According to market updates from the First National Bank the cedi has appreciated by more than 6% since the year started.

The report stated that since January 2020 the cedi has appreciated by 6.4% against the dollar.

An example is that when the year started, the cedi was trading averagely at GHC5.534 to $1. As of Thursday (February 20, 2020), the cedi traded averagely at GHC5.282 to $1. In January 2019 alone, the cedi had depreciated close to 3% against the dollar, and by 13.4 percent at the end of 2019.

Meanwhile, the bank has tipped the cedi to perform even better considering the BoG’s new FX auction strategy that is expected to pump some $240million into the forex market during the first quarter, in addition to government’s planned 7-year bond auctions.

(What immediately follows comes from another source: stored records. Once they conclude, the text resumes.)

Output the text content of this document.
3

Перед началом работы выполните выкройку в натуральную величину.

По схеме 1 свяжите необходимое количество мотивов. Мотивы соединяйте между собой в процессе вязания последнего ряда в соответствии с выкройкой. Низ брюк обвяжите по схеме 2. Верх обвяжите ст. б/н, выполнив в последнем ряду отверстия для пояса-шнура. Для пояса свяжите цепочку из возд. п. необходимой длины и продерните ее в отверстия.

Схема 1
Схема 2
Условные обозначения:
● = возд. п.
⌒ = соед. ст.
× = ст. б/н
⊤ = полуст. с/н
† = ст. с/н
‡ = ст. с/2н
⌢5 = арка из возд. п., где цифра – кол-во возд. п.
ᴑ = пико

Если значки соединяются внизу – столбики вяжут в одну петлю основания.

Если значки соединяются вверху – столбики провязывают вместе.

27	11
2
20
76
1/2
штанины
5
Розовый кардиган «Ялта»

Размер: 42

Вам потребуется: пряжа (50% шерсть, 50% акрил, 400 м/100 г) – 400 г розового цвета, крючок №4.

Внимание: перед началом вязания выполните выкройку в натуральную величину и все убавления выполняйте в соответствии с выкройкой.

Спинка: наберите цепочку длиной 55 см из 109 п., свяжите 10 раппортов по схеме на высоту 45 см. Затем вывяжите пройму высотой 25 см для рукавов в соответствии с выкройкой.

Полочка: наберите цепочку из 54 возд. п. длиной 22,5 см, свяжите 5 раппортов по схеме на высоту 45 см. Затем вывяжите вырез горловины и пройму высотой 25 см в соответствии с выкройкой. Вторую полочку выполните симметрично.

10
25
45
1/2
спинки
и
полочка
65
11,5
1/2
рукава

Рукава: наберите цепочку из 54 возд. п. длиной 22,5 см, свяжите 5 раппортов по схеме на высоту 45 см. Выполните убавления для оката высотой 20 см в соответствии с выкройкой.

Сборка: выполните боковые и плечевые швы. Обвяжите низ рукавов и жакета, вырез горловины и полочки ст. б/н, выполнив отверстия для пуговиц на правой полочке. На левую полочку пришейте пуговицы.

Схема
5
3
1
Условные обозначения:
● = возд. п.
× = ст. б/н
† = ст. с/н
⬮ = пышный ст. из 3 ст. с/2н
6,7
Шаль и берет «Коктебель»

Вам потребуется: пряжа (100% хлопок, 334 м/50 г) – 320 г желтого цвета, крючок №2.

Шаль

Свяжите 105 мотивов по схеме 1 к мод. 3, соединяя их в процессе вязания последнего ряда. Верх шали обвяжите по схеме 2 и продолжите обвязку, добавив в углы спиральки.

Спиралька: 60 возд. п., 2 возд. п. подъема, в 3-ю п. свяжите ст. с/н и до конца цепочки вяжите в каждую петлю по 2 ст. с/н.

The FX forward auctions calendar of the Central Bank is expected to reduce the incidence of speculation about the exchange rate.

This strategy means the BoG and banks agree on a specific price at which it will sell the dollar to them within a certain period of time. This also implies that because the banks are aware the BoG will sell FX at fixed prices within that period, there will be no need for a mad rush for dollars due to an anticipated loss or increase in the value of the exchange rate.

The FX forward calendar shows that the BoG is ready to inject $80million every month within the first quarter to meet the growing demand for dollars within this period. The Central Bank will inject $40million into the economy every two weeks after to shore-up the currency. Thereafter, when demand is no longer high (after the first quarter), with the exception of June 2020, US$50million will be injected every month. This means the BoG will inject a total of US$715million into the economy for the whole of 2020.

The First National Bank report validates an earlier report by Data Bank Research, which expressed confidence in the central bank’s FX interventions strategy and monetary policy decisions as key to maintaining the cedi’s stability.

“We feel assured by the posture of monetary authorities in maintaining a broadly stable Ghana cedi in 2020. Our optimism is grounded in the Bank of Ghana’s bi-weekly FX forward auctions, which will deepen forward trading and limit spot market pressures.”

“We view the higher-sized allotments for Q1-2020 as reflecting the Bank of Ghana’s commitment to increase forward activities in Q1-2020, when seasonal pressures tend to shock the spot market,” the Data Bank Research added.